Word & God
Christian Rex van Minnen has shared some select drawings with us for our Inside the Sketchbook series. These are all created with pen while he was traveling or in his studio. Known for his neo-grotesque disjointed portraits and still lifes, Christian dazzles the viewer with his vivid and realistic Dutch-Master like painting techniques. I have asked Christian to tell us a little about sketching and his process, read more bellow. – Jane Kenoyer
Have you always kept a sketchbook?
Yeah, I’ve always been drawing. I started drawing on those little pieces of paper behind the pews in church when I was really young; I suppose that was my first sketch book. Never really stopped. I was pretty introverted as a kid and the sketchbook was always a great escape, especially when family life was in it’s more turbulent phases. The sketchbook also served me well as a first line of defense in school too- somehow it always earned me some cred to would-be aggressors, haha. Didn’t always work but saved my ass a few times.
Why is it important for you to keep a sketchbook?
It’s purpose and importance has changed over time, most significantly when I started to paint at about 15. I used to approach a drawing the way I approach paintings now, with much patience, reflection, and time spent on each. Nowadays I use sketching and drawing as something I can do with less judgment or concern. When paintings get too complicated or gain too much psychological weight I turn to drawing to sort of blow off steam. I still do ‘nice’ drawings when I travel and can’t paint.
Do you often sketch out ideas before working them into finished pieces?
Very rarely. I start paintings the way that I draw, which is usually somewhat of a violent, intuitive and spontaneous process, akin to automatic drawing, or as Dali put it, the “paranoiac-critical method.”
What brand of sketchbook do you use?
I like the large size moleskin sketchbooks because they’re somewhat easy to find, durable and the paper isn’t bright white. I like the yellowish off-white quality of the paper, similar to a toned ground in painting.
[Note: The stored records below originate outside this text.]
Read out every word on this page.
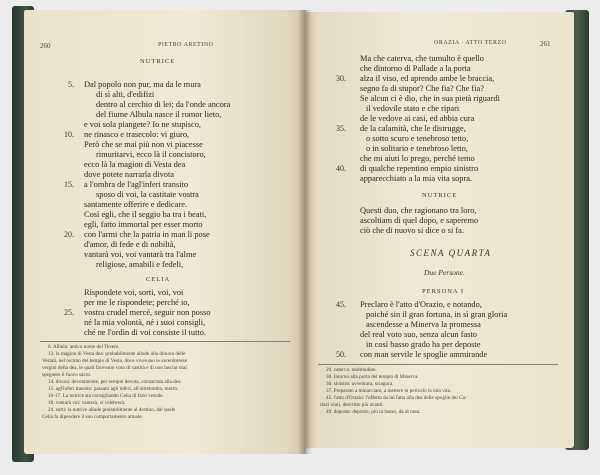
260	PIETRO ARETINO
NUTRICE
5.
10.
15.
20.
Dal popolo non pur, ma da le mura
di sì alti, d'edifizi
dentro al cerchio di lei; da l'onde ancora
del fiume Albula nasce il romor lieto,
e voi sola piangete? Io ne stupisco,
ne rinasco e trasecolo: vi giuro,
Però che se mai più non vi piacesse
rimuritarvi, ecco là il concistoro,
ecco là la magion di Vesta dea
dove potete narrarla divota
a l'ombra de l'agl'inferi transito
sposo di voi, la castitate vostra
santamente offerire e dedicare.
Così egli, che il seggio ha tra i beati,
egli, fatto immortal per esser morto
con l'armi che la patria in man li pose
d'amor, di fede e di nobiltà,
vantarà voi, voi vantarà tra l'alme
religiose, amabili e fedeli,
CELIA
25.
Rispondete voi, sorti, voi, voi
per me le rispondete; perché io,
vostra crudel mercé, seguir non posso
né la mia volontà, né i suoi consigli,
ché ne l'ordin di voi consiste il tutto.
8. Albula: antico nome del Tevere.
13. la magion di Vesta dea: probabilmente allude alla dimora delle
Vestali, nel recinto del tempio di Vesta, dove vivevano le sacerdotesse
vergini della dea, le quali facevano voto di castità e di non lasciar mai
spegnere il fuoco sacro.
14. divota: devotamente, per sempre devota, consacrata alla dea.
15. agl'inferi transito: passato agli inferi, all'oltretomba, morto.
16-17. La nutrice sta consigliando Celia di farsi vestale.
18. vantarà voi: vanterà, vi celebrerà.
24. sorti: la nutrice allude probabilmente al destino, dal quale
Celia fa dipendere il suo comportamento attuale.
ORAZIA · ATTO TERZO	261
30.
35.
40.
Ma che caterva, che tumulto è quello
che dintorno di Pallade a la porta
alza il viso, ed aprendo ambe le braccia,
segno fa di stupor? Che fia? Che fia?
Se alcun ci è dio, che in sua pietà riguardi
il vedovile stato e che ripari
de le vedove ai casi, ed abbia cura
de la calamità, che le distrugge,
o sotto scuro e tenebroso tetto,
o in solitario e tenebroso letto,
che mi aiuti lo prego, perché temo
di qualche repentino empio sinistro
apparecchiato a la mia vita sopra.
NUTRICE
Questi duo, che ragionano tra loro,
ascoltiam di quel dopo, e saperemo
ciò che di nuovo si dice o si fa.
SCENA QUARTA
Due Persone.
PERSONA I
45.
50.
Preclaro è l'atto d'Orazio, e notando,
poiché sin il gran fortuna, in sì gran gloria
ascendesse a Minerva la promessa
del real voto suo, senza alcun fasto
in così basso grado ha per deposte
con man servile le spoglie ammirande
29. caterva: moltitudine.
30. Intorno alla porta del tempio di Minerva.
36. sinistro: avventura, sciagura.
37. Preparato a minacciare, a mettere in pericolo la mia vita.
45. l'atto d'Orazio: l'offerta da lui fatta alla dea delle spoglie dei Cu-
riazi vinti, descritto più avanti.
49. deposte: deposto; più in basso, dà di nota.
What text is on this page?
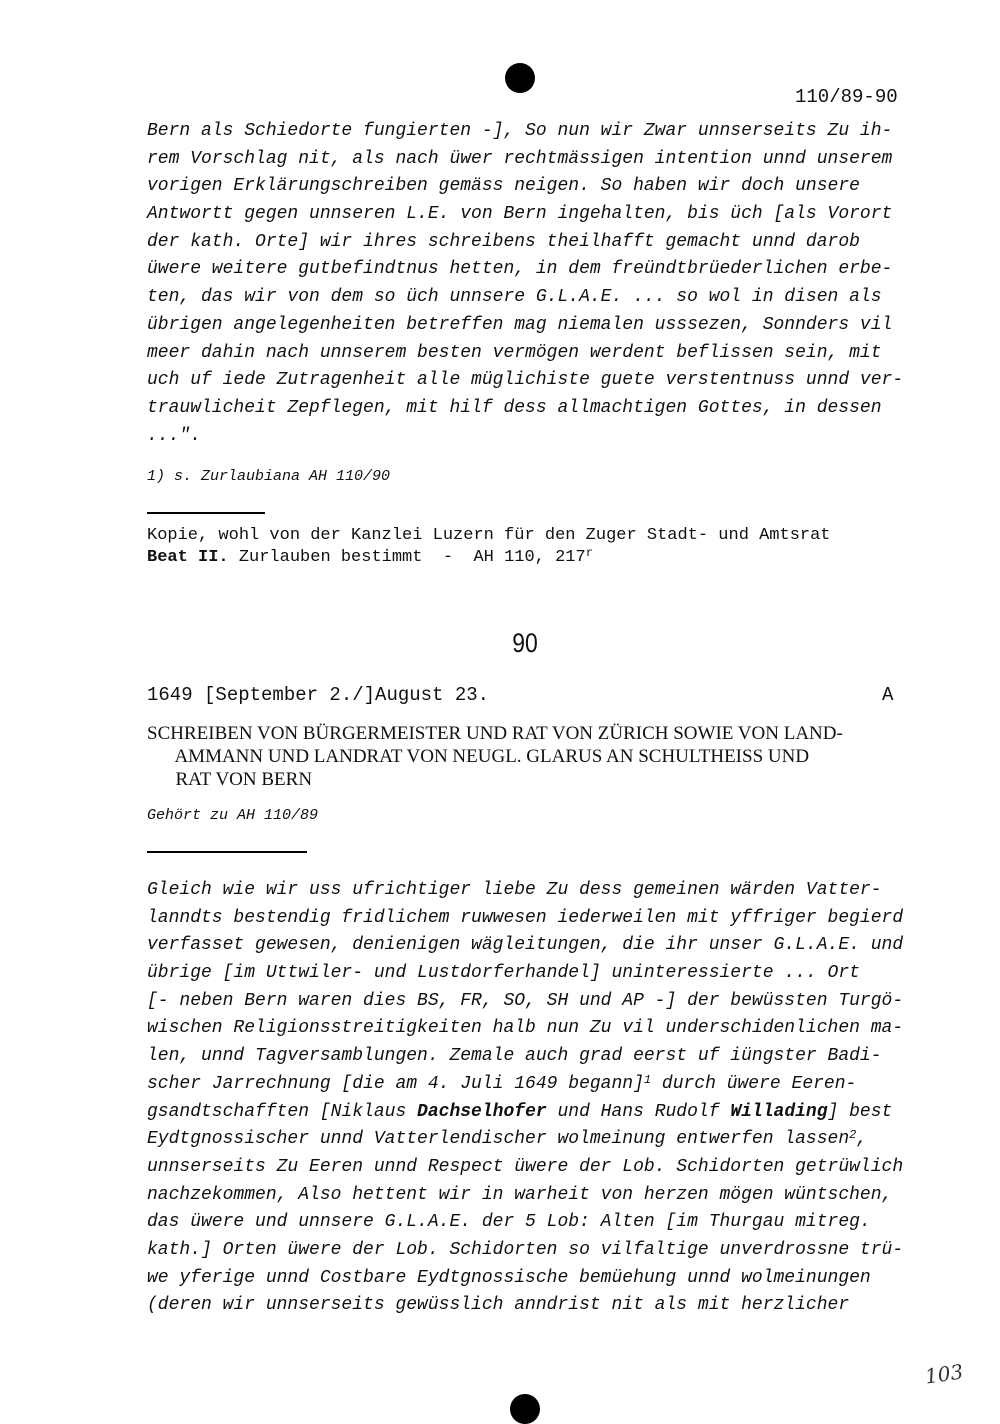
110/89-90
Bern als Schiedorte fungierten -], So nun wir Zwar unnserseits Zu ih-
rem Vorschlag nit, als nach üwer rechtmässigen intention unnd unserem
vorigen Erklärungschreiben gemäss neigen. So haben wir doch unsere
Antwortt gegen unnseren L.E. von Bern ingehalten, bis üch [als Vorort
der kath. Orte] wir ihres schreibens theilhafft gemacht unnd darob
üwere weitere gutbefindtnus hetten, in dem freündtbrüederlichen erbe-
ten, das wir von dem so üch unnsere G.L.A.E. ... so wol in disen als
übrigen angelegenheiten betreffen mag niemalen usssezen, Sonnders vil
meer dahin nach unnserem besten vermögen werdent beflissen sein, mit
uch uf iede Zutragenheit alle müglichiste guete verstentnuss unnd ver-
trauwlicheit Zepflegen, mit hilf dess allmachtigen Gottes, in dessen
...".
1) s. Zurlaubiana AH 110/90
Kopie, wohl von der Kanzlei Luzern für den Zuger Stadt- und Amtsrat
Beat II. Zurlauben bestimmt  -  AH 110, 217$^r$
90
1649 [September 2./]August 23.	A
SCHREIBEN VON BÜRGERMEISTER UND RAT VON ZÜRICH SOWIE VON LAND-
AMMANN UND LANDRAT VON NEUGL. GLARUS AN SCHULTHEISS UND
RAT VON BERN
Gehört zu AH 110/89
Gleich wie wir uss ufrichtiger liebe Zu dess gemeinen wärden Vatter-
lanndts bestendig fridlichem ruwwesen iederweilen mit yffriger begierd
verfasset gewesen, denienigen wägleitungen, die ihr unser G.L.A.E. und
übrige [im Uttwiler- und Lustdorferhandel] uninteressierte ... Ort
[- neben Bern waren dies BS, FR, SO, SH und AP -] der bewüssten Turgö-
wischen Religionsstreitigkeiten halb nun Zu vil underschidenlichen ma-
len, unnd Tagversamblungen. Zemale auch grad eerst uf iüngster Badi-
scher Jarrechnung [die am 4. Juli 1649 begann]$^1$ durch üwere Eeren-
gsandtschafften [Niklaus Dachselhofer und Hans Rudolf Willading] best
Eydtgnossischer unnd Vatterlendischer wolmeinung entwerfen lassen$^2$,
unnserseits Zu Eeren unnd Respect üwere der Lob. Schidorten getrüwlich
nachzekommen, Also hettent wir in warheit von herzen mögen wüntschen,
das üwere und unnsere G.L.A.E. der 5 Lob: Alten [im Thurgau mitreg.
kath.] Orten üwere der Lob. Schidorten so vilfaltige unverdrossne trü-
we yferige unnd Costbare Eydtgnossische bemüehung unnd wolmeinungen
(deren wir unnserseits gewüsslich anndrist nit als mit herzlicher
103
Plus they make me feel like a preacher man with that little hangy down stringy thing used to mark the page. I really don’t like spiral notebooks- the flattening of the spirals makes my skin crawl.
What are some good sketching tips and habits that you can share with our readers?
Man, that’s hard to say. I think that it’s important for me to sketch like I don’t give a fuck. For the most part, I use sketching like a punching bag, when I need to relieve built-up stress that can accrue while working on complex and detailed paintings. Also, it goes without saying that sketchbooks are great to have while traveling, especially in museums. Instead of taking pictures I like to do quick sketches or a ‘parti’ of compositions that inspire me in that moment, as that impression can be fleeting when looking at a photo later on.